Ist das Kurzarbeitergeld gesichert?
Das Instrument des Kurzarbeitergelds wird fortgesetzt auch im kommenden Jahr fortgesetzt. Es hat sich in der letzten Krise 2009 bis 2010 sehr bewährt: Deshalb wurde es im europäischen System übernommen, unter anderem in Italien und Spanien. Denn so können Unternehmen ihre qualifizierten Mitarbeiter behalten.
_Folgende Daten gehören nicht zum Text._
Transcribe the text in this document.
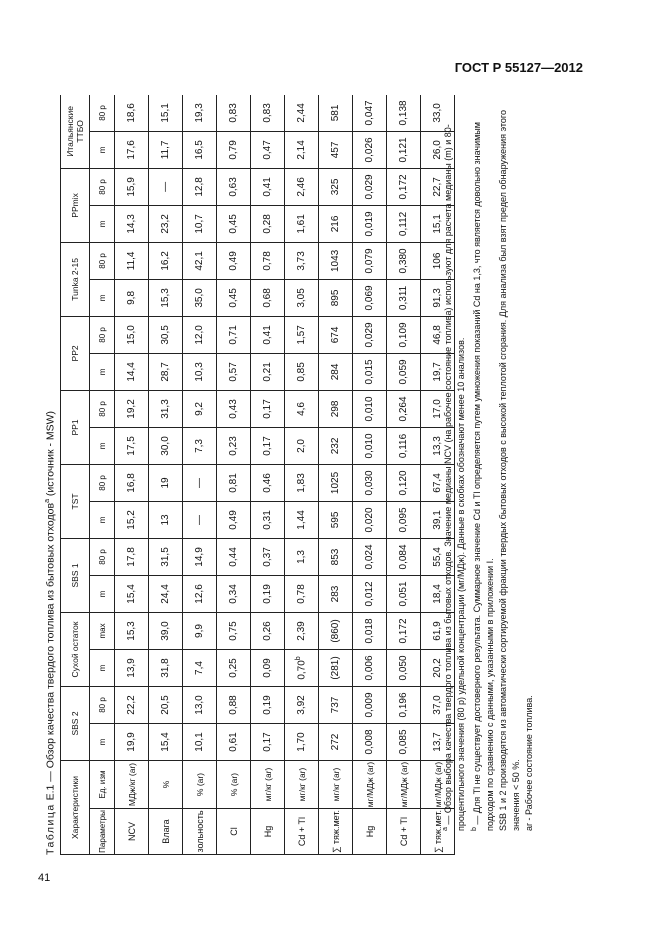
ГОСТ Р 55127—2012
Таблица Е.1 — Обзор качества твердого топлива из бытовых отходов$^a$ (источник - MSW)
Характеристики		SBS 2		Сухой остаток		SBS 1		TST		PP1		PP2		Tunka 2-15		PPmix		Итальянские ТТБО	
Параметры	Ед. изм	m	80 p	m	max	m	80 p	m	80 p	m	80 p	m	80 p	m	80 p	m	80 p	m	80 p
NCV	МДж/кг (ar)	19,9	22,2	13,9	15,3	15,4	17,8	15,2	16,8	17,5	19,2	14,4	15,0	9,8	11,4	14,3	15,9	17,6	18,6
Влага	%	15,4	20,5	31,8	39,0	24,4	31,5	13	19	30,0	31,3	28,7	30,5	15,3	16,2	23,2	—	11,7	15,1
зольность	% (ar)	10,1	13,0	7,4	9,9	12,6	14,9	—	—	7,3	9,2	10,3	12,0	35,0	42,1	10,7	12,8	16,5	19,3
Cl	% (ar)	0,61	0,88	0,25	0,75	0,34	0,44	0,49	0,81	0,23	0,43	0,57	0,71	0,45	0,49	0,45	0,63	0,79	0,83
Hg	мг/кг (ar)	0,17	0,19	0,09	0,26	0,19	0,37	0,31	0,46	0,17	0,17	0,21	0,41	0,68	0,78	0,28	0,41	0,47	0,83
Cd + Tl	мг/кг (ar)	1,70	3,92	0,70$^b$	2,39	0,78	1,3	1,44	1,83	2,0	4,6	0,85	1,57	3,05	3,73	1,61	2,46	2,14	2,44
∑ тяж.мет.	мг/кг (ar)	272	737	(281)	(860)	283	853	595	1025	232	298	284	674	895	1043	216	325	457	581
Hg	мг/МДж (ar)	0,008	0,009	0,006	0,018	0,012	0,024	0,020	0,030	0,010	0,010	0,015	0,029	0,069	0,079	0,019	0,029	0,026	0,047
Cd + Tl	мг/МДж (ar)	0,085	0,196	0,050	0,172	0,051	0,084	0,095	0,120	0,116	0,264	0,059	0,109	0,311	0,380	0,112	0,172	0,121	0,138
∑ тяж.мет.	мг/МДж (ar)	13,7	37,0	20,2	61,9	18,4	55,4	39,1	67,4	13,3	17,0	19,7	46,8	91,3	106	15,1	22,7	26,0	33,0

$^a$ — Обзор выбора качества твердого топлива из бытовых отходов. Значение медианы NCV (на рабочее состояние топлива) используют для расчета медианы (m) и 80-процентильного значения (80 p) удельной концентрации (мг/МДж). Данные в скобках обозначают менее 10 анализов. $^b$ — Для Tl не существует достоверного результата. Суммарное значение Cd и Tl определяется путем умножения показаний Cd на 1,3, что является довольно значимым подходом по сравнению с данными, указанными в приложении I. SSB 1 и 2 производятся из автоматически сортируемой фракции твердых бытовых отходов с высокой теплотой сгорания. Для анализа был взят предел обнаружения этого значения < 50 %. ar - Рабочее состояние топлива.

41
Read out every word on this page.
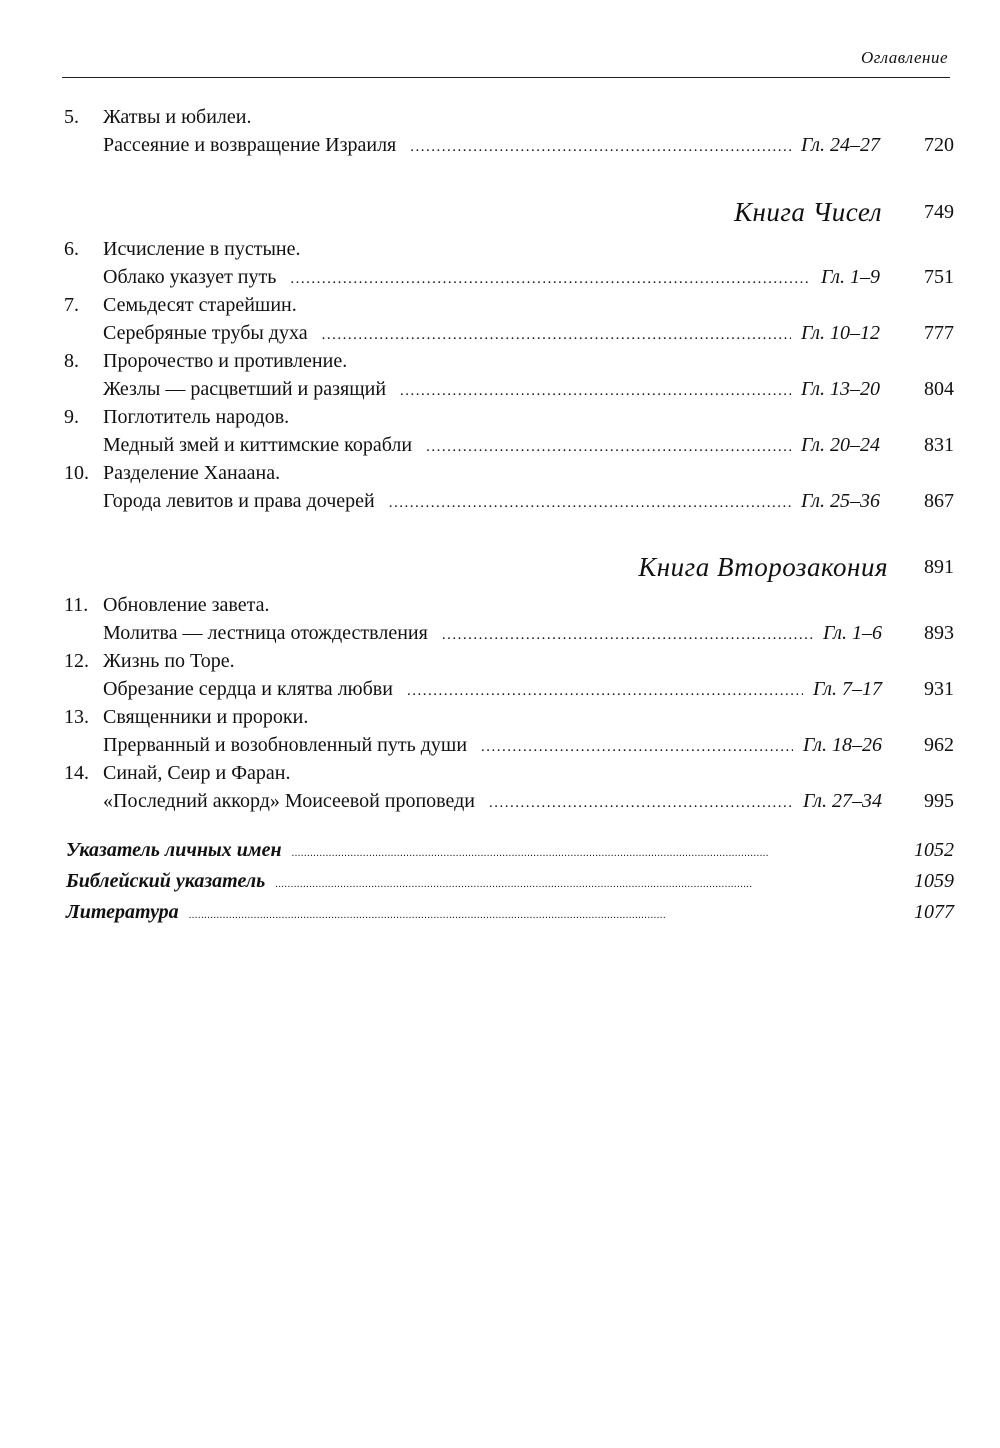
Оглавление
5. Жатвы и юбилеи.
Рассеяние и возвращение Израиля .....	Гл. 24–27 720
Книга Чисел 749
6. Исчисление в пустыне.
Облако указует путь .....	Гл. 1–9 751
7. Семьдесят старейшин.
Серебряные трубы духа .....	Гл. 10–12 777
8. Пророчество и противление.
Жезлы — расцветший и разящий .....	Гл. 13–20 804
9. Поглотитель народов.
Медный змей и киттимские корабли .....	Гл. 20–24 831
10. Разделение Ханаана.
Города левитов и права дочерей .....	Гл. 25–36 867
Книга Второзакония 891
11. Обновление завета.
Молитва — лестница отождествления .....	Гл. 1–6 893
12. Жизнь по Торе.
Обрезание сердца и клятва любви .....	Гл. 7–17 931
13. Священники и пророки.
Прерванный и возобновленный путь души .....	Гл. 18–26 962
14. Синай, Сеир и Фаран.
«Последний аккорд» Моисеевой проповеди .....	Гл. 27–34 995
Указатель личных имен .....	1052
Библейский указатель .....	1059
Литература .....	1077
Welche Hilfen gibt es für die Kommunen, die mit wachsender Arbeitslosigkeit und sinkenden Steuereinnahmen steigende Sozialleistungen und öffentliche Ausgaben stemmen müssen?
Der Bundesanteil bei den Sozialkosten wird massiv erhöht: Für Unterkünfte für Arbeitslose und Erwerbsunfähige wird der Anteil von 50 auf 75 Prozent steigen. Das sind vier Milliarden Euro, mit denen die Kommunen entlastet werden. Zudem wird der Bund Einnahmeausfälle durch wegfallende Gewerbesteuer kompensieren und kommunale Investitionen wie den Ausbau des öffentlichen Nahverkehr noch stärker fördern.
Wie sollen junge Menschen an einen Ausbildungsplatz kommen, wenn die Unternehmen keine Stellen mehr ausschreiben?
Für die Unternehmen gibt es eine Azubiprämie, wenn sie trotz Krise genauso viele Azubis einstellen wie im Jahr zuvor. So sollen Anreize geschaffen werden, damit junge Menschen eine gute Perspektive haben.
Woher soll das Geld für all diese Maßnahmen kommen?
Das Geld dafür kommt aus dem Bundeshaushalt. Wir haben mit der Ausnahmeregelung zur Schuldenbremse im März bereits Schulden in Höhe von 156 Milliarden Euro aufgenommen. Für die jetzigen Maßnahmen müssen noch einmal etwa 30 Milliarden Euro aufgenommen werden.
Was wird es uns kosten, aus der Krise zu kommen?
Das jetzige Paket umfasst 130 Milliarden Euro, 120 Milliarden davon entfallen auf den Bund, 10 Milliarden auf die Länder. Es sind noch Mittel von der Schuldenaufnahme im März verfügbar. Die zusätzlichen 30 Milliarden Euro müssen in einem Nachtragshaushalt mit einem verbindlichen Tilgungsplan verknüpft werden.
Verschulden wir damit nicht die nachkommenden Generationen?
Das müssen wir vermeiden. Die Abzahlung muss diese Generation leisten. Deshalb wird die Rückzahlung über 20 Jahre gesetzlich geregelt. Demnach müssten insgesamt etwa 6,5 Milliarden Euro pro Jahr zurückgezahlt werden. Das ist natürlich eine Herausforderung, aber eine, die wir schultern können, ohne Steuererhöhungen oder Sparprogramme. Beides wäre in der Krise kontraproduktiv.